9. A correction map creation device that creates and outputs a correction map in which modulation rates are defined for an irradiation region irradiated by a multi-charged particle beam, by modulating the amount of beam irradiation to the pixel and the amount of beam irradiation to at least one pixel surrounding the pixel to correct the misalignment of the pattern formed by the beam that is misaligned when irradiating the pixel, based on the amount of misalignment of the beam irradiated to the pixel and the position of the pattern arranged within the pixel, and defines the calculated modulation rate of the beam to the pixel at the position of the pixel, and defines the modulation rate of the beam to at least one pixel surrounding the pixel in relation to the pixel at the position of at least one pixel surrounding the pixel.

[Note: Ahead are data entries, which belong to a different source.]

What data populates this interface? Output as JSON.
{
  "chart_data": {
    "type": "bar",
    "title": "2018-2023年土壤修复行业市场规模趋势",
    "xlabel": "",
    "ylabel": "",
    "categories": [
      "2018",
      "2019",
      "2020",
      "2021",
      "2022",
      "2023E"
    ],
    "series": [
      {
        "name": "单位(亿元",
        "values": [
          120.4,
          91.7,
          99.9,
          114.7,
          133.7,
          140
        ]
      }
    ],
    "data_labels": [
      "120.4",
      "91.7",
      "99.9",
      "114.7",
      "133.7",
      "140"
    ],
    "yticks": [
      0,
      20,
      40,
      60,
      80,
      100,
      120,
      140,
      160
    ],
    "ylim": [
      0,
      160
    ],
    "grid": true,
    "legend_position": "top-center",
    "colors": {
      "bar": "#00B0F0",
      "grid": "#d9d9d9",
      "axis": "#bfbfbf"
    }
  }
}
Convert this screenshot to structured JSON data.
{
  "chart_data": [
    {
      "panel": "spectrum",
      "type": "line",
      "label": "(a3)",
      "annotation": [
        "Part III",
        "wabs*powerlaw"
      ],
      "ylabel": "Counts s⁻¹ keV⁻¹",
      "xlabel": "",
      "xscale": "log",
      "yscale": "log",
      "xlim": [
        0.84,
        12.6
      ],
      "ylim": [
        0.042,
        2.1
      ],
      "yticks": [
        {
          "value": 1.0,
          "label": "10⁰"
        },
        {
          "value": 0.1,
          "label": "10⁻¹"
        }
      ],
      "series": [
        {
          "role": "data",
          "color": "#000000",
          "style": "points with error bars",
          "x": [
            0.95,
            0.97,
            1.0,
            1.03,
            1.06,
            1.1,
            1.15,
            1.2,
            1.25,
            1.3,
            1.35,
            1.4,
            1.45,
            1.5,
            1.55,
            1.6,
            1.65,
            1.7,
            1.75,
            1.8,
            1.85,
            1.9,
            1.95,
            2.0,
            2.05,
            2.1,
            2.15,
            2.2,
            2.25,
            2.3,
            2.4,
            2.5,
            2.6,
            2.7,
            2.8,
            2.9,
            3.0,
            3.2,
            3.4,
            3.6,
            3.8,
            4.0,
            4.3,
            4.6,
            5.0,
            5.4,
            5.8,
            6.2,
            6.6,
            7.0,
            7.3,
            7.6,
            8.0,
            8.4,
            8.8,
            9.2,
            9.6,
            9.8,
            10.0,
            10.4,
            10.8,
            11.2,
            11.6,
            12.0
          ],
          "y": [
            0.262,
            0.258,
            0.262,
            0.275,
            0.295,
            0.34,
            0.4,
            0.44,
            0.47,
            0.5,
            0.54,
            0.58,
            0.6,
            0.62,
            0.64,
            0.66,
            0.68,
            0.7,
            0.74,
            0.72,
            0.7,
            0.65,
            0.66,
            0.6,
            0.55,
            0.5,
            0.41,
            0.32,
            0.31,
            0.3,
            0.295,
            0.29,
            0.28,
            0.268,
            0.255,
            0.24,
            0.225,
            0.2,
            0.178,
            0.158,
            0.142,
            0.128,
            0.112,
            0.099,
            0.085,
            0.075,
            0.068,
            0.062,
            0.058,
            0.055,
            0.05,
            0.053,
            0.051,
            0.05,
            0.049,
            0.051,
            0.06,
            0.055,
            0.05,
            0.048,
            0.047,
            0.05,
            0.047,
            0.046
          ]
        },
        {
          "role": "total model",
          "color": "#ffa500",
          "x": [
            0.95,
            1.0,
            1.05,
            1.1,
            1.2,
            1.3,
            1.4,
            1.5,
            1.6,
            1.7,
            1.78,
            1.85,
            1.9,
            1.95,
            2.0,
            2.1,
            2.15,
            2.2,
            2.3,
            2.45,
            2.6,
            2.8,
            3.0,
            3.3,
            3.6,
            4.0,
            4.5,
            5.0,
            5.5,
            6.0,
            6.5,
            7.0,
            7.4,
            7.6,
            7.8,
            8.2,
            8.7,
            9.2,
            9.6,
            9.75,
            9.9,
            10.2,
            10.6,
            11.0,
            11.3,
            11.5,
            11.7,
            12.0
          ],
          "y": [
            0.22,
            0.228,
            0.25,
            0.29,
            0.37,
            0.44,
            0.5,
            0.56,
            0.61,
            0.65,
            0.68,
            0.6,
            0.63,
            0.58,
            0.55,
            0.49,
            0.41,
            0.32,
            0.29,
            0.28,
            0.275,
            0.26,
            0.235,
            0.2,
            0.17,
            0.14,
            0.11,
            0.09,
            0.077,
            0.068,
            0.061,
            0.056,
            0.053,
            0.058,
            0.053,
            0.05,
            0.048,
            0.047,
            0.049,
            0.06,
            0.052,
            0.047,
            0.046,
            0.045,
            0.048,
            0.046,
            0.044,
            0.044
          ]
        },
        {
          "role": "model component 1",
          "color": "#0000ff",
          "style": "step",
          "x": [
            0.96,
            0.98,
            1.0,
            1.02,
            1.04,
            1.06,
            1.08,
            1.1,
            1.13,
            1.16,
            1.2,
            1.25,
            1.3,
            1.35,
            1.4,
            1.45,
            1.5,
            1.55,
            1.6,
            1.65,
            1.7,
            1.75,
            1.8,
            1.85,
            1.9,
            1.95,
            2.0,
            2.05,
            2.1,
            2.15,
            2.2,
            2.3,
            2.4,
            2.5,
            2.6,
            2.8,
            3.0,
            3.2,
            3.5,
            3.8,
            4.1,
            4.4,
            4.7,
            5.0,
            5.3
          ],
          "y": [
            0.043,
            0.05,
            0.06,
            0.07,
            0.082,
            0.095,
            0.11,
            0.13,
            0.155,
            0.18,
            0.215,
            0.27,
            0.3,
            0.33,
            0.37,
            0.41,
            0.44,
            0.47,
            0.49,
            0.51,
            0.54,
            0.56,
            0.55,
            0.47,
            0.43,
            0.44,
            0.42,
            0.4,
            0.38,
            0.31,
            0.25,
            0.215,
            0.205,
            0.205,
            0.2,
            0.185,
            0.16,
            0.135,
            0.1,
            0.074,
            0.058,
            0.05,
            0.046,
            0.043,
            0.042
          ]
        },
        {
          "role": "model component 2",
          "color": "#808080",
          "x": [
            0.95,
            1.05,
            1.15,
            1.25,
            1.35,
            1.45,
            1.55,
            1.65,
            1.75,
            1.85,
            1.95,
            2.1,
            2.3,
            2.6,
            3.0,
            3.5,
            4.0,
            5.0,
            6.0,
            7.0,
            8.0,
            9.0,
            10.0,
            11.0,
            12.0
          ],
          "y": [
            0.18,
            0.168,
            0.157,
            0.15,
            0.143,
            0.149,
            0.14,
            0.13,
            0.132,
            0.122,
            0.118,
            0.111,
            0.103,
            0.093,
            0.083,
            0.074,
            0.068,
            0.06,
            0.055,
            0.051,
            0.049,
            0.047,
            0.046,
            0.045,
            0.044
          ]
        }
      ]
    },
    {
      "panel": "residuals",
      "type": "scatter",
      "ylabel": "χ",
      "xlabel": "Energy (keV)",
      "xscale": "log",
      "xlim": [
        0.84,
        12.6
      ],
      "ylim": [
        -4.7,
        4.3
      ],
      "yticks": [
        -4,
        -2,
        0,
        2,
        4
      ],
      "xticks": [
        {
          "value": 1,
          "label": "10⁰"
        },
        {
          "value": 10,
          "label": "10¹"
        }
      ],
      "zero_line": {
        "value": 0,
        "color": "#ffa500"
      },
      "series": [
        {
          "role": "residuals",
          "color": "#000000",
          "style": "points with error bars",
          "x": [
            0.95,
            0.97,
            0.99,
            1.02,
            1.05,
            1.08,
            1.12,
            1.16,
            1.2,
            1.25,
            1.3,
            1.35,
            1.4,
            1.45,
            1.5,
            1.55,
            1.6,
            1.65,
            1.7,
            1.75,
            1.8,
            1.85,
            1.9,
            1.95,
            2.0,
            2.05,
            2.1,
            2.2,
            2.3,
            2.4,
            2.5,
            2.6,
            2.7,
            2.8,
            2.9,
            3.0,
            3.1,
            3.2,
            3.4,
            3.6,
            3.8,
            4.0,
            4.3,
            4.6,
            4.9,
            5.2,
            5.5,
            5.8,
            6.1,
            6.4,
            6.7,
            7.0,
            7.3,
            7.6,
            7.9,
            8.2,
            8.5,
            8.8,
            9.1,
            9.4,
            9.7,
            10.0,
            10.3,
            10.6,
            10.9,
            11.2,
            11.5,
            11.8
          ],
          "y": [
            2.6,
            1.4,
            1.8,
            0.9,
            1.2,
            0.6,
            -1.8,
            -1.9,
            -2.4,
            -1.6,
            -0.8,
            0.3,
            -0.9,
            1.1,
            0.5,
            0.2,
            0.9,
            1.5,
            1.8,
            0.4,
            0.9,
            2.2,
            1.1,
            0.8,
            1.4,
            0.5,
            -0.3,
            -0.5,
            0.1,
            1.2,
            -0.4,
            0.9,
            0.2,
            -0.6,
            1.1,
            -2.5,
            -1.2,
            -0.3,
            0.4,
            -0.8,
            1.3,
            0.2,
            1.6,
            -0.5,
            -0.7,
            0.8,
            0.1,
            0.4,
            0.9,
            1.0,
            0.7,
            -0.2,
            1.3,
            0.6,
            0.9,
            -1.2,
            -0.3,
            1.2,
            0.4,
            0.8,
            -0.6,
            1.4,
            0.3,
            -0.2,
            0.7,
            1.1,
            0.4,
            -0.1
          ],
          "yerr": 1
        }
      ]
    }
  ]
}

10. For each pixel that constitutes an irradiation unit region per beam of a multi-charged particle beam, the process involves calculating the modulation rate of the beam to the pixel and the modulation rate of the beam to at least one surrounding pixel, based on the amount of misalignment of the beam irradiated to the pixel and the position of the pattern arranged within the pixel, by modulating the beam irradiation amount to the pixel and the beam irradiation amount to at least one surrounding pixel, in order to correct the misalignment of the pattern formed by the misaligned beam irradiated to the pixel. A step of creating and outputting a correction map in which modulation rates are defined for an irradiation area irradiated by a multi-charged particle beam, such that for each pixel, the calculated modulation rate of the beam to the pixel is defined at the position of the pixel, and the calculated modulation rate of the beam to at least one pixel surrounding the pixel is defined in relation to the pixel at the position of at least one pixel surrounding the pixel, A method for creating a correction map that includes the following features.